Medizin

Der Bauch denkt immer mit

Ob wir entspannen können, depressiv oder gut gelaunt sind, hängt auch mit den Darmbakterien zusammen – sie haben einen starken Einfluss auf den Vagusnerv. Forschende der Med-Uni Graz untersuchen das Zusammenspiel.

Er ist ein wahrer Alleskönner. Ein gut funktionierender Vagusnerv sorgt etwa für innere Ruhe, Wohlbefinden, guten Schlaf oder eine bessere Wundheilung. Funktioniert dieser wichtige Hirnnerv nicht optimal, kann das gesundheitsschädigend und beispielsweise das Risiko, an einer Depression zu erkranken, erhöht sein. Der Vagusnerv zieht sich vom Hirn bis in den Rumpf, verbindet alle Organe mit dem Gehirn – und ist vor allem ein ganz wichtiger Teil der sogenannten Darm-Gehirn-Achse. Das ist in Wissenschaftskreisen nicht neu. Ungeklärt war bis vor Kurzem allerdings: Welche Darmbakterien sind es denn nun, die den Vagusnerv positiv beeinflussen, sodass er sein gutes Werk für uns tun kann? An der Med-Uni Graz hat man diese Frage kürzlich beantwortet.

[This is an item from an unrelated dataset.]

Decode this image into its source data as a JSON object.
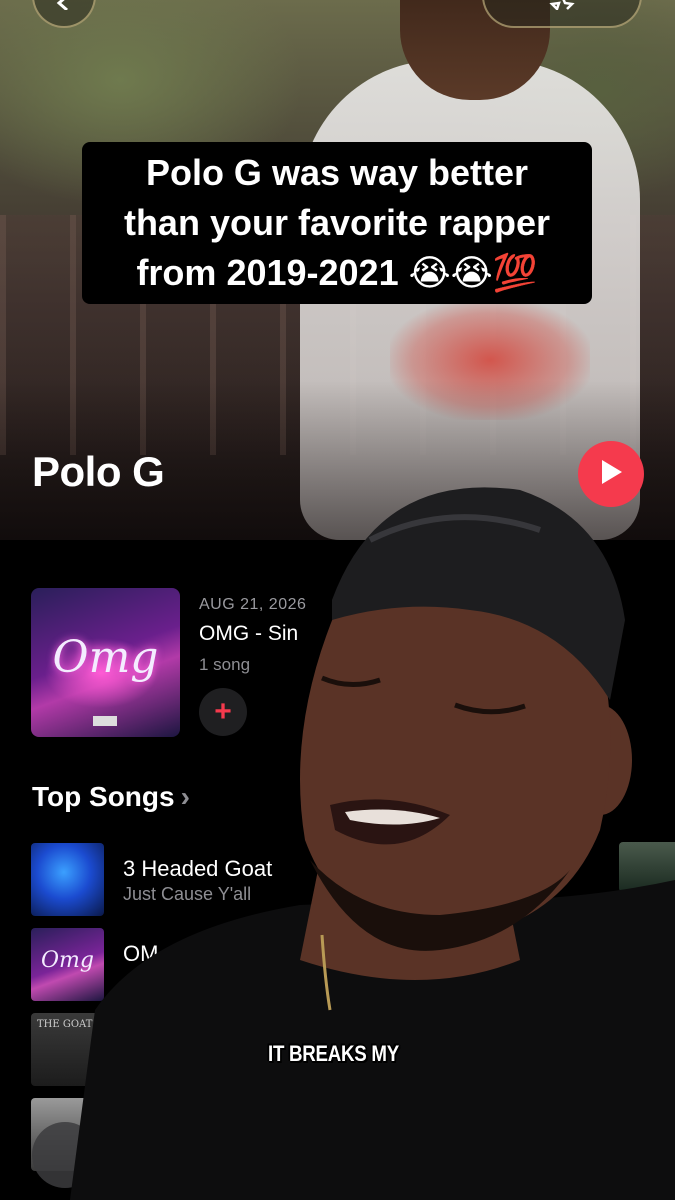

„Wir haben 2022 erstmalig erhoben, welche Darmbakterien beim Menschen mit einer guten Funktion des Vagusnervs in Verbindung stehen“, berichtet Sabrina Mörkl von der Klinischen Abteilung für Psychologie, Psychosomatik und Psychotherapie. Dazu wurden 73Personen in eine Studie einbezogen, die im Journal Dialogs in Clinical Neuroscience veröffentlicht wurde.

Was bei Depressionen fehlt

Die gefundenen Bakterienfamilien haben so sperrige Namen wie Clostridia, Clostridiales, Lachnospira, Ruminococcaceae, Faecalibacterium, Lactobacillales, Bacilli, Streptococcaceae und Streptococcus. Sie produzieren jedenfalls kurzkettige Fettsäuren, die für eine gute Funktion des Vagusnervs offensichtlich sehr wichtig sind. „Depressive haben übrigens viel weniger von genau diesen positiven Darmbakterien“, sagt Mörkl.

In der Studie fand man zudem heraus, dass Probandinnen und Probanden, deren Darmflora mit vielen verschiedenen Bakterienstämmen gesegnet war, auch einen fitten Vagusnerv aufwiesen. Sie litten viel seltener und weniger an sogenannter Silent Inflammation, also stillen, unbemerkten Entzündungen, die u. a. das Immunsystem schwächen und zu Asthma, Depressionen, Herz-Kreislauf-Erkrankungen und sogar Krebs führen können.

Warum manche Menschen mehr von den erwähnten guten Bakterien haben, andere weniger, hängt von unendlich vielen Faktoren ab, von denen viele noch nicht bekannt sind. „Was wir wissen, ist, dass unter anderem Alter, hoher Body-Mass-Index oder eine niedrige Artenvielfalt der Darmbakterien das Geschehen negativ beeinflussen“, erläutert Mörkl.

Die Ernährung ist nicht in die Studie eingeflossen, hat aber wohl einen nicht zu verachtenden Stellenwert. V. a. Ballaststoffe wären da zu erwähnen. Schließlich sind sie die Hauptquelle für die Energie der Darmbakterien, die genau daraus die für den Vagusnerv so wichtigen kurzkettigen Fettsäuren produzieren. Aber auch Probiotika sind gutes Futter für das Darmmikrobiom und dessen Einfluss auf Gesundheit und Krankheit. Es gab bereits Versuche, Probiotika als additive Therapie bei Depressionen einzusetzen, die aber scheiterten. Vielleicht, weil man irgendwelche Probiotika nahm, ohne auf deren spezifische Bakterienzusammensetzung zu achten? Darum versucht man es in Graz nun anders. „Wir machen derzeit eine Studie an depressiven Patienten mit jenen Probiotika, die viele Bakterienstämme beinhalten, die kurzkettige Fettsäuren produzieren“, sagt Mörkl.

Im Juni wird man mehr wissen und vielleicht eine neue zusätzliche Therapiemöglichkeit für Menschen mit Depression haben. (cr)

Lexikon

Der Vagusnerv entspringt im Gehirn und ist der größte Nerv des vegetativen Nervensystems. Er verläuft paarig, das heißt in der rechten und linken Körperhälfte.

Die Darmflora (Darmmikrobiom) ist die Gesamtheit aller Darmbakterien. Schätzungsweise sind es zehn Billionen an der Zahl und 500 bis 1000 verschiedene Arten.